The idea for this post is not new.
Nor is it unique in its application to my name. It could be Miller instead of Millar or Thompson instead of Thomson.
The matter was originally brought to mind by a letter I received. The letter annoyed me. Not by its contents but because of its address.
My name is Edwards. But the letter was addressed to Edwardes. I am, I confess, a little sensitive about that extra E. When I see it stuck onto the end of my name I am conscious of an annoyance altogether disproportionate to the reality of the situation.
The Edwardeses are as good as the Edwardses. There is nothing to choose between us.

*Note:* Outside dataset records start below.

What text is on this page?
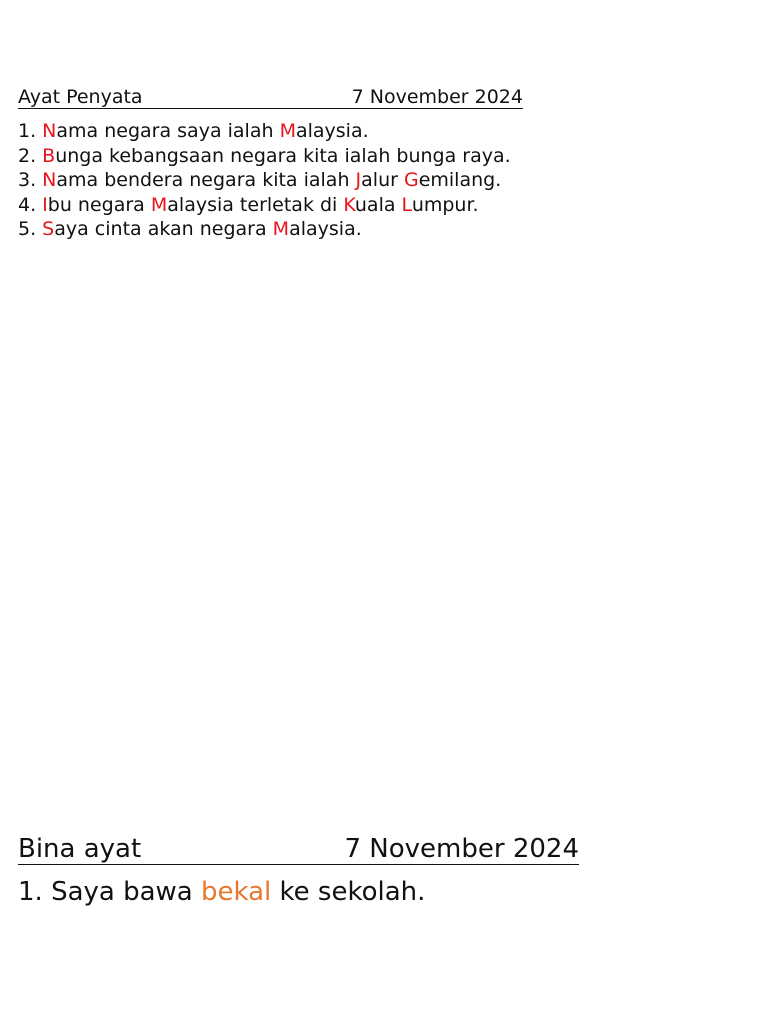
Ayat Penyata	7 November 2024
1. Nama negara saya ialah Malaysia.
2. Bunga kebangsaan negara kita ialah bunga raya.
3. Nama bendera negara kita ialah Jalur Gemilang.
4. Ibu negara Malaysia terletak di Kuala Lumpur.
5. Saya cinta akan negara Malaysia.
Bina ayat	7 November 2024
1. Saya bawa bekal ke sekolah.
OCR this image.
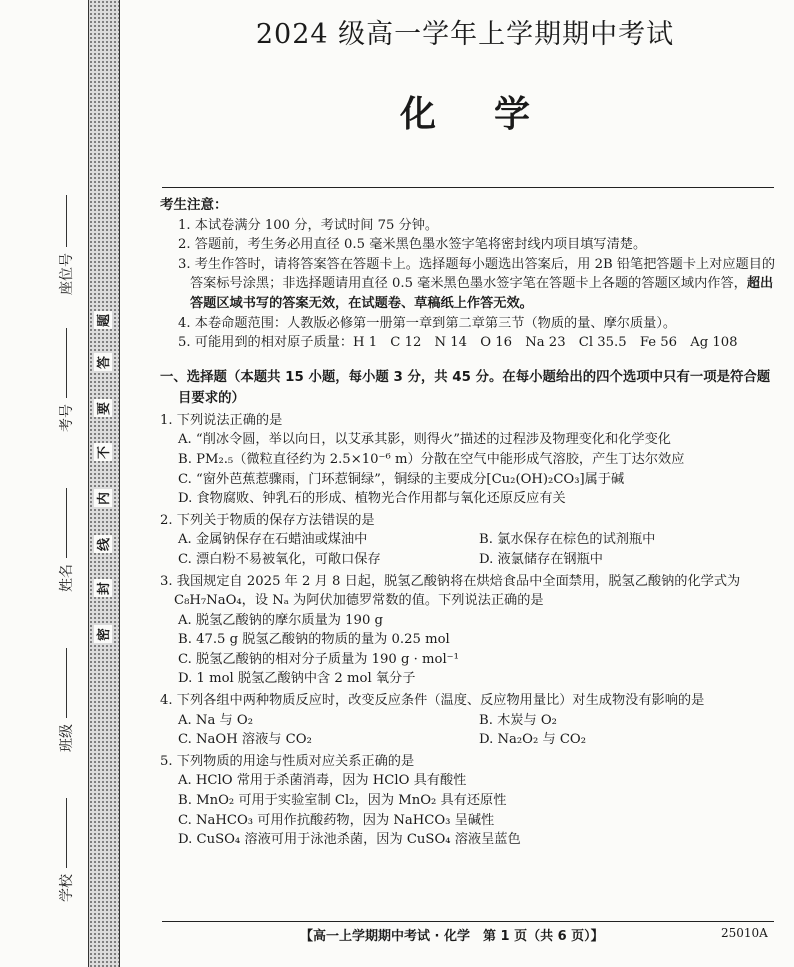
座位号
考号
姓名
班级
学校
题
答
要
不
内
线
封
密
2024 级高一学年上学期期中考试
化学
考生注意：
1. 本试卷满分 100 分，考试时间 75 分钟。
2. 答题前，考生务必用直径 0.5 毫米黑色墨水签字笔将密封线内项目填写清楚。
3. 考生作答时，请将答案答在答题卡上。选择题每小题选出答案后，用 2B 铅笔把答题卡上对应题目的答案标号涂黑；非选择题请用直径 0.5 毫米黑色墨水签字笔在答题卡上各题的答题区域内作答，超出答题区域书写的答案无效，在试题卷、草稿纸上作答无效。
4. 本卷命题范围：人教版必修第一册第一章到第二章第三节（物质的量、摩尔质量）。
5. 可能用到的相对原子质量：H 1　C 12　N 14　O 16　Na 23　Cl 35.5　Fe 56　Ag 108
一、选择题（本题共 15 小题，每小题 3 分，共 45 分。在每小题给出的四个选项中只有一项是符合题目要求的）
1. 下列说法正确的是
A. “削冰令圆，举以向日，以艾承其影，则得火”描述的过程涉及物理变化和化学变化
B. PM₂.₅（微粒直径约为 2.5×10⁻⁶ m）分散在空气中能形成气溶胶，产生丁达尔效应
C. “窗外芭蕉惹骤雨，门环惹铜绿”，铜绿的主要成分[Cu₂(OH)₂CO₃]属于碱
D. 食物腐败、钟乳石的形成、植物光合作用都与氧化还原反应有关
2. 下列关于物质的保存方法错误的是
A. 金属钠保存在石蜡油或煤油中	B. 氯水保存在棕色的试剂瓶中
C. 漂白粉不易被氧化，可敞口保存	D. 液氯储存在钢瓶中
3. 我国规定自 2025 年 2 月 8 日起，脱氢乙酸钠将在烘焙食品中全面禁用，脱氢乙酸钠的化学式为 C₈H₇NaO₄，设 Nₐ 为阿伏加德罗常数的值。下列说法正确的是
A. 脱氢乙酸钠的摩尔质量为 190 g
B. 47.5 g 脱氢乙酸钠的物质的量为 0.25 mol
C. 脱氢乙酸钠的相对分子质量为 190 g · mol⁻¹
D. 1 mol 脱氢乙酸钠中含 2 mol 氧分子
4. 下列各组中两种物质反应时，改变反应条件（温度、反应物用量比）对生成物没有影响的是
A. Na 与 O₂	B. 木炭与 O₂
C. NaOH 溶液与 CO₂	D. Na₂O₂ 与 CO₂
5. 下列物质的用途与性质对应关系正确的是
A. HClO 常用于杀菌消毒，因为 HClO 具有酸性
B. MnO₂ 可用于实验室制 Cl₂，因为 MnO₂ 具有还原性
C. NaHCO₃ 可用作抗酸药物，因为 NaHCO₃ 呈碱性
D. CuSO₄ 溶液可用于泳池杀菌，因为 CuSO₄ 溶液呈蓝色
【高一上学期期中考试 · 化学　第 1 页（共 6 页）】	25010A
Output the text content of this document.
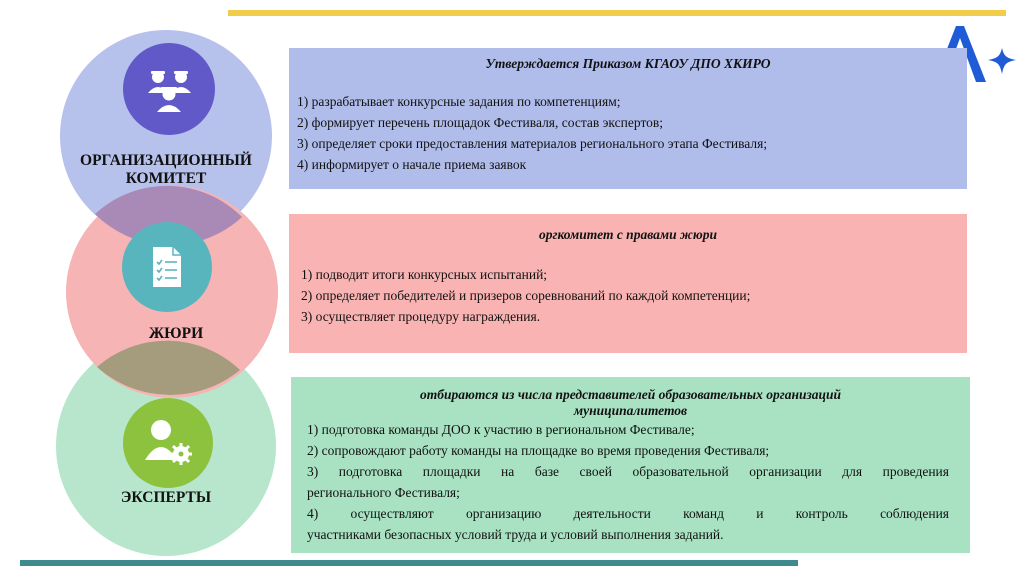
ОРГАНИЗАЦИОННЫЙ
КОМИТЕТ
ЖЮРИ
ЭКСПЕРТЫ
Утверждается Приказом КГАОУ ДПО ХКИРО
1) разрабатывает конкурсные задания по компетенциям;
2) формирует перечень площадок Фестиваля, состав экспертов;
3) определяет сроки предоставления материалов регионального этапа Фестиваля;
4) информирует о начале приема заявок
оргкомитет с правами жюри
1) подводит итоги конкурсных испытаний;
2) определяет победителей и призеров соревнований по каждой компетенции;
3) осуществляет процедуру награждения.
отбираются из числа представителей образовательных организаций
муниципалитетов
1) подготовка команды ДОО к участию в региональном Фестивале;
2) сопровождают работу команды на площадке во время проведения Фестиваля;
3) подготовка площадки на базе своей образовательной организации для проведения
регионального Фестиваля;
4) осуществляют организацию деятельности команд и контроль соблюдения
участниками безопасных условий труда и условий выполнения заданий.
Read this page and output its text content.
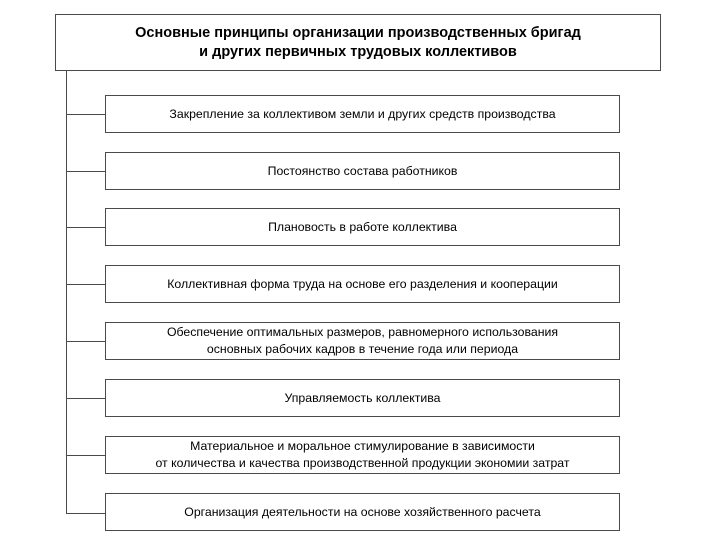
Основные принципы организации производственных бригад
и других первичных трудовых коллективов
Закрепление за коллективом земли и других средств производства
Постоянство состава работников
Плановость в работе коллектива
Коллективная форма труда на основе его разделения и кооперации
Обеспечение оптимальных размеров, равномерного использования
основных рабочих кадров в течение года или периода
Управляемость коллектива
Материальное и моральное стимулирование в зависимости
от количества и качества производственной продукции экономии затрат
Организация деятельности на основе хозяйственного расчета
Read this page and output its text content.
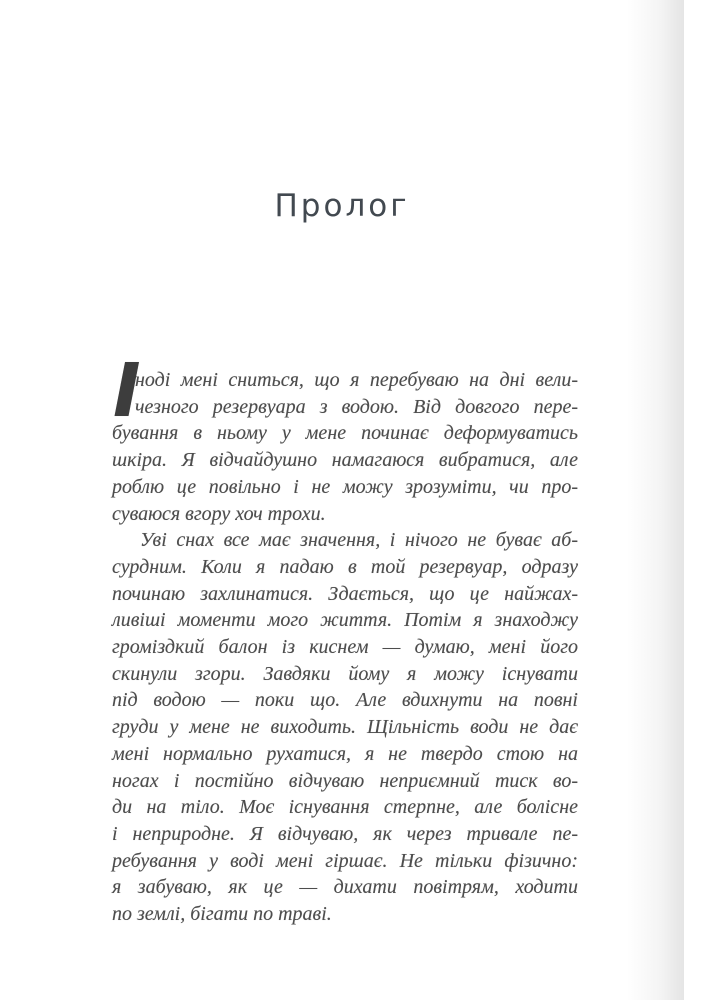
Пролог
І
ноді мені сниться, що я перебуваю на дні вели-
чезного резервуара з водою. Від довгого пере-
бування в ньому у мене починає деформуватись
шкіра. Я відчайдушно намагаюся вибратися, але
роблю це повільно і не можу зрозуміти, чи про-
суваюся вгору хоч трохи.
Уві снах все має значення, і нічого не буває аб-
сурдним. Коли я падаю в той резервуар, одразу
починаю захлинатися. Здається, що це найжах-
ливіші моменти мого життя. Потім я знаходжу
громіздкий балон із киснем — думаю, мені його
скинули згори. Завдяки йому я можу існувати
під водою — поки що. Але вдихнути на повні
груди у мене не виходить. Щільність води не дає
мені нормально рухатися, я не твердо стою на
ногах і постійно відчуваю неприємний тиск во-
ди на тіло. Моє існування стерпне, але болісне
і неприродне. Я відчуваю, як через тривале пе-
ребування у воді мені гіршає. Не тільки фізично:
я забуваю, як це — дихати повітрям, ходити
по землі, бігати по траві.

We are all the sons of some Edward or other. Why in heaven's name someone along the way had to stick an extra E into his name, though, I fail to understand.
It is probably pride on his part. Just as it is pride on my part not having that E.
But whatever the origin of the variations we feel a pride attaching to our own particular form. We feel an outrage on our names as we feel an outrage on our persons.
It was such an outrage that led to one of Robert Louis Stevenson's most angry outbursts.
An American publisher had pirated one of his books. But it was not the theft that angered him as much as the mis-spelling of his name. "I saw my book advertised as the work of R L Stephenson and I own I boiled."
I feel at this moment a touch of sympathy for, or is it with, that snob Sir Frederick Thesiger. He was addressed one day as 'Mr Smith' and the blood of all the Thesigers boiled within him.
"Do I look like a person with the name of Smith" he said and passed on.
And as the blood of all the Edwardses boils within me I ask "Do I look like and Edwardes?"
Yet I suppose one can fall in love with the name of Smith as with the name of Thesiger if it happens to be one's own.
I should like to see the reaction of Sir F E Smith if someone were to have called him Sir Frederick Thesiger.
But perhaps there is another reason for the annoyance. To misspell a person's name is to imply that he is so obscure or negligible that you do not know how to address him and cannot take the trouble to find out.
And whether we like it or not there is something within us all which rebels at the thought that we are not even worth that much effort.